Annem sofrayı kurarken ablam da ona yardım ediyordu. Kahvaltıda saç üzerinde pişirilmiş yufka ekmek, kendi ağaçlarımızdan toplanıp, kırıldıktan sonra salamura edilmiş yeşil zeytin, çökelek, tahinli pekmez ve domates vardı.

Annem, ablam, ağabeyim ve ben.. Sıcak saç ekmeği ile kahvaltı yapmak çok güzel oluyordu. Taze çökeleği yufka ekmeğin içine koyup dürüm yapıyordum. Kendi bahçemizde yetiştirdiğimiz domateslerin kokusu burnuma kadar geliyordu. Çok lezzetliydiler.

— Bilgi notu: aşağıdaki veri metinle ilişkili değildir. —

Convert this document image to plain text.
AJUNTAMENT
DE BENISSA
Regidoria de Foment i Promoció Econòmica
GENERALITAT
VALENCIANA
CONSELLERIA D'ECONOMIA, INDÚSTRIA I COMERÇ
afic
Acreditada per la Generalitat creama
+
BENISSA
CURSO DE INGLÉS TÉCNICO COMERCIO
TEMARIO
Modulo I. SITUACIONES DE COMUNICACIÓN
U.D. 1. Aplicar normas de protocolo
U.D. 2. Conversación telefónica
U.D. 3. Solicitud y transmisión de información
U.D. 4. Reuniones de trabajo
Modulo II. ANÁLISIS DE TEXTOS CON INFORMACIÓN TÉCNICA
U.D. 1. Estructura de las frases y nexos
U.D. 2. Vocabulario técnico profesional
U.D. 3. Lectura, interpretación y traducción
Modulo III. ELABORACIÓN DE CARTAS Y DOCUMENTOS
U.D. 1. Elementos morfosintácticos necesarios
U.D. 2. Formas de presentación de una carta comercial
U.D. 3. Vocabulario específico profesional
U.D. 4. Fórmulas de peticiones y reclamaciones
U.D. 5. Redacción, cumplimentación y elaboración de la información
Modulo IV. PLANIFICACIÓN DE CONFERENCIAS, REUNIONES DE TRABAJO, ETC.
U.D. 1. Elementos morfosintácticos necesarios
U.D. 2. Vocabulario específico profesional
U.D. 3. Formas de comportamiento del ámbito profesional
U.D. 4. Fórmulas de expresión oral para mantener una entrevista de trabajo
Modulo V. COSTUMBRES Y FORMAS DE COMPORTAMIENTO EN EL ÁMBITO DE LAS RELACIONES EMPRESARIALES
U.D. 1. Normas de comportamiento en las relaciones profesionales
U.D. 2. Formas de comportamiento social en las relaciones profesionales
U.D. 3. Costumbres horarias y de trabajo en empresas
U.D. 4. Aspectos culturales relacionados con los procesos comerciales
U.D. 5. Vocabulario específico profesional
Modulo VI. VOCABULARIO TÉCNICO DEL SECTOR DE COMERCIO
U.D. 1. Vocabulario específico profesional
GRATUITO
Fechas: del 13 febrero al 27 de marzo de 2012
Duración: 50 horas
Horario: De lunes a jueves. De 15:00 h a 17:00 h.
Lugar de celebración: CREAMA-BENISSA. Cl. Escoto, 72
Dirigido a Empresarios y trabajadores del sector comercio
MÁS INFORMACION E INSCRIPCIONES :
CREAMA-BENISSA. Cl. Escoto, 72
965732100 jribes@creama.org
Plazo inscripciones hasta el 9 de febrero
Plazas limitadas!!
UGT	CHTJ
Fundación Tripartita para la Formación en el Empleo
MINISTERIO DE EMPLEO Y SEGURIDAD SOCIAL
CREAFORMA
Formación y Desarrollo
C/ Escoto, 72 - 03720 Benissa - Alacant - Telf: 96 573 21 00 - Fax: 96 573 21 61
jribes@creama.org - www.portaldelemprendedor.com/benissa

Annem yufka ekmeği yapmak için saatin kaçında kalkmıştı Allah bilir. Biz sıcak yatağımızda mışıl mışıl uyurken o erkenden kalkıp hamuru yoğurmuş, mayalanmasını beklerken akşamdan kalan ev işlerini de bitirmişti. Sonra da babamın yaktığı ocağın üzerine saçı koyup mis gibi taze yufkalar pişirmişti.

Babam bazen arkadaşlarıyla ava gider, dağ tepe dolaştıktan sonra ya gece yarısı ya da ertesi sabah gelirdi. Bazen kendimize ait tarlaya ektiğimiz buğday ya da pamuğu kontrol için Amik Ovası’na giderdi. Köyümüz zirvelerinden kar eksilmeyen Nur Dağları'nın yamacındaydı.

Ben daha okula başlamamıştım. Zaten köyümüzde okul da yoktu.

Bir yıl sonra evimizin bulunduğu yerde heyelan olacak, iki katlı evimizin zemininde derin bir yarık açılacak ve tüm köy halkı her şeyi geride bırakıp ya şehre ya da şehirlerarası yolun kenarına yapılan afet evlerine taşınacaktı. Ancak tüm bunların yaşanacağından o an kimsenin haberi yoktu. Nasıl olsun ki..

Günlerden cumaydı. Demek ki babam kasabaya gitmişti. Genelde hiç aksatmadan her cuma giderdi. Eskiden alnında beyaz bir leke olan atımız vardı. O zamanlar daha çabuk gider gelirdi. Atı dayıma satınca yaya kaldı. Toprak yolda en az on kilometre yürüyordu. On da geliş, yirmi kilometre. Az da değil hani.. Çoğu kere de normal yoldan gitmez, kısa olsun diye dere tepe patikadan yürürdü.

Hiç unutmam bir defasında beni de yürütmüştü o patikadan. Ve yaz günü bir yağmura tutulmuştuk ki hiç sormayın. Üzerimizde kuru iplik kalmamıştı. Ben az daha ayağım kayıp çamurlu suların gürül gürül aktığı dereye düşüyordum.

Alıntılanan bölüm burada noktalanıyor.